A cord is used to vertically lower an initially stationary block of mass M kg at a constant downward acceleration of g/4. The block has fallen a distance d.
(a) Find the work done by the cord's force on the block. (Answer in terms of M, g, and d.)
(b) Find the work done by the weight of the block.
(c) Find the kinetic energy of the block.
(d) Find the speed of the block. (Assume the positive direction is downward.)
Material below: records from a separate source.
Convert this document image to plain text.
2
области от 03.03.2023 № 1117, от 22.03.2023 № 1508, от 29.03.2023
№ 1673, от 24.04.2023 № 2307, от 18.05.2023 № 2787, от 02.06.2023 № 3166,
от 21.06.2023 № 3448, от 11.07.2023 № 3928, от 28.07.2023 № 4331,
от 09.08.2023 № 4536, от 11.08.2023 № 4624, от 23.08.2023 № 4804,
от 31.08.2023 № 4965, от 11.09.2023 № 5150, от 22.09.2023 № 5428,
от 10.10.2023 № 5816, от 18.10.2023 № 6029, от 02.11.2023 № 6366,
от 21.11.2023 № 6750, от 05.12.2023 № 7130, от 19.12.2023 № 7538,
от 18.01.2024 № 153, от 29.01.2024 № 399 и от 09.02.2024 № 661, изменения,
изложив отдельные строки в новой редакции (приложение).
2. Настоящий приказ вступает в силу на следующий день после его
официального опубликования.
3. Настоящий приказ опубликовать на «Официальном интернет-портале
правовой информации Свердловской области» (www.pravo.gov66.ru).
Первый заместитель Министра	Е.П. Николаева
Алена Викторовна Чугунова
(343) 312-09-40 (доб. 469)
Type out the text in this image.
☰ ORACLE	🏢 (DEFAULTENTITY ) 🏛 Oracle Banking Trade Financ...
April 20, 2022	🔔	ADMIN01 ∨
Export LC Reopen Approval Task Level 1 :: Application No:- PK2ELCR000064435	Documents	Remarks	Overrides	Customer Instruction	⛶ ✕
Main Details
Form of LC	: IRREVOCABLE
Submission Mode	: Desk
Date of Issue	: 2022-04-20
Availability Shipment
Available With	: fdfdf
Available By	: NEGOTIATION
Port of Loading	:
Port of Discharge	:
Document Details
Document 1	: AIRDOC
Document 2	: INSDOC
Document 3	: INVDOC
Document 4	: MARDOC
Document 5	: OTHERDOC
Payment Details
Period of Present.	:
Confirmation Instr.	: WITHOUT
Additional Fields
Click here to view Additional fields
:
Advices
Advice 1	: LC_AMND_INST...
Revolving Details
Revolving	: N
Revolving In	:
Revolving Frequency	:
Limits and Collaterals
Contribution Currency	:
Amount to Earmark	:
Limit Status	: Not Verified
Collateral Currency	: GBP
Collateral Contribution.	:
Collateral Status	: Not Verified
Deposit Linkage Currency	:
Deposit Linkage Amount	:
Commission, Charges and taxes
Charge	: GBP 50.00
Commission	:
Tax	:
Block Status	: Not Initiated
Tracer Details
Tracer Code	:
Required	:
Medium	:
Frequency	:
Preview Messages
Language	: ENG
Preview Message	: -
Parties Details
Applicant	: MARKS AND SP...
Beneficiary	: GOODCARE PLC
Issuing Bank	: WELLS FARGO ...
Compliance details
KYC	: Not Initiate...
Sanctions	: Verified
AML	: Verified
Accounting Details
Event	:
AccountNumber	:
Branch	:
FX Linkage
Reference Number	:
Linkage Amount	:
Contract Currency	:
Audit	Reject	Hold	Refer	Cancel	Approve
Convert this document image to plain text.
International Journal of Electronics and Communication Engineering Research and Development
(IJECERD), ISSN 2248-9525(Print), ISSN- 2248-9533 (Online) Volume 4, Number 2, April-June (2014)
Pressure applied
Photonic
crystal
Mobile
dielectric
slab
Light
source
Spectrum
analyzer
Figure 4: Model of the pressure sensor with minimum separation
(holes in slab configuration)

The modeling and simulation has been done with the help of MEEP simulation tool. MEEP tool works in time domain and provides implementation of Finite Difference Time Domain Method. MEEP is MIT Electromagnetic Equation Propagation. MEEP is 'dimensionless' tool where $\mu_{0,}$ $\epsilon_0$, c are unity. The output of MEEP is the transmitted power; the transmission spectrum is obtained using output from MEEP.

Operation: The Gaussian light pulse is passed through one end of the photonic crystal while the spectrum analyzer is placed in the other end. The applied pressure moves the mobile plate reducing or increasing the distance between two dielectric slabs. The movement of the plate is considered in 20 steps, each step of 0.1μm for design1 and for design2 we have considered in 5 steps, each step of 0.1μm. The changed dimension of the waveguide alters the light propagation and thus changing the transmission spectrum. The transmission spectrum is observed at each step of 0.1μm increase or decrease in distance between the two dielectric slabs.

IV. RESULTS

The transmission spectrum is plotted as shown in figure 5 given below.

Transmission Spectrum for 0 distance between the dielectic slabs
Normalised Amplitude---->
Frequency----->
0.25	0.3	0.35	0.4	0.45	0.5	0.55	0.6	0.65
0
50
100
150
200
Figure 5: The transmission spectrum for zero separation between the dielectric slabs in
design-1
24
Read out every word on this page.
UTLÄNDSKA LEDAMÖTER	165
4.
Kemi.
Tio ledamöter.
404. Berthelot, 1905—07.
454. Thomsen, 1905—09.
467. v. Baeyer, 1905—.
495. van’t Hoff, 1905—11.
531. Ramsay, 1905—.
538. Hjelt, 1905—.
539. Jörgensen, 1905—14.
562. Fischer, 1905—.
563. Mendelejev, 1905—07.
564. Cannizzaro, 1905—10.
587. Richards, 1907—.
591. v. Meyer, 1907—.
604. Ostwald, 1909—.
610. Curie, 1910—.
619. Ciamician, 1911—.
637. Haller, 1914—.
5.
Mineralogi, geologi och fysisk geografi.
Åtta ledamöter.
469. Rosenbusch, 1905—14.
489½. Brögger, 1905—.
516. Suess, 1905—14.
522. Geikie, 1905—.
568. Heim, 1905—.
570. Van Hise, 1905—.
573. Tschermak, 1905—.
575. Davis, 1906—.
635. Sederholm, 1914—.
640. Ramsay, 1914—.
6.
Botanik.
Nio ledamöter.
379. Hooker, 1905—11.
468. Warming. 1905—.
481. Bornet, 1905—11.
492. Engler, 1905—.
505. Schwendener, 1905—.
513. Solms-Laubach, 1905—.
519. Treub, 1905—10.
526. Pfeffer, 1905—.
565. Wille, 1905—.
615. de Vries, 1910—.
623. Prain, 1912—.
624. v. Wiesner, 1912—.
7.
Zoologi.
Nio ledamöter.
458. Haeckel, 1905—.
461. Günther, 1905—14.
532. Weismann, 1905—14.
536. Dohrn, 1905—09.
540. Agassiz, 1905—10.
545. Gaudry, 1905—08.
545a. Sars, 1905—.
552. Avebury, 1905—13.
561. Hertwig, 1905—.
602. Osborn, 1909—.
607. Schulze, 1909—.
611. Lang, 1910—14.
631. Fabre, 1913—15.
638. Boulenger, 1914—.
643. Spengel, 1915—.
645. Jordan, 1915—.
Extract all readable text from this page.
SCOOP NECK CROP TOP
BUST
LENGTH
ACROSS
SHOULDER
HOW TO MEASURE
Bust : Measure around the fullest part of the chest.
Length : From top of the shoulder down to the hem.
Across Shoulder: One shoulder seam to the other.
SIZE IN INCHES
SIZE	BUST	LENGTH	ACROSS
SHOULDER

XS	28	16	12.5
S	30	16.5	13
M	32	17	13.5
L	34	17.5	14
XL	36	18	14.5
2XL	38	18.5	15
2007-09-10 13:47:54 · 2 answers · asked by Kristen B 1 in Science & Mathematics ➔ Physics
Using F=M*a, consider a FBD of the block
M*a=-M*g/4=T-M*g
The tension in the cord is T
T=M*g-M*g/4
T=3*M*g/4
The work done by T is
-3*M*g*d/4
The work done by the Weight of the block is M*g*d
the net is equal to the kinetic energy, or
M*g*d/4
This is related to the speed of the block, v, as
.5*M*v^2=M*g*d/4
v=sqrt(g*d/2)
j
2007-09-14 13:07:58 · answer #1 · answered by odu83 7 · 1⤊ 0⤋
inT=3*Mg/4 -
where did the 3 come from?
2016-04-21 07:30:53 · answer #2 · answered by Anonymous · 0⤊ 0⤋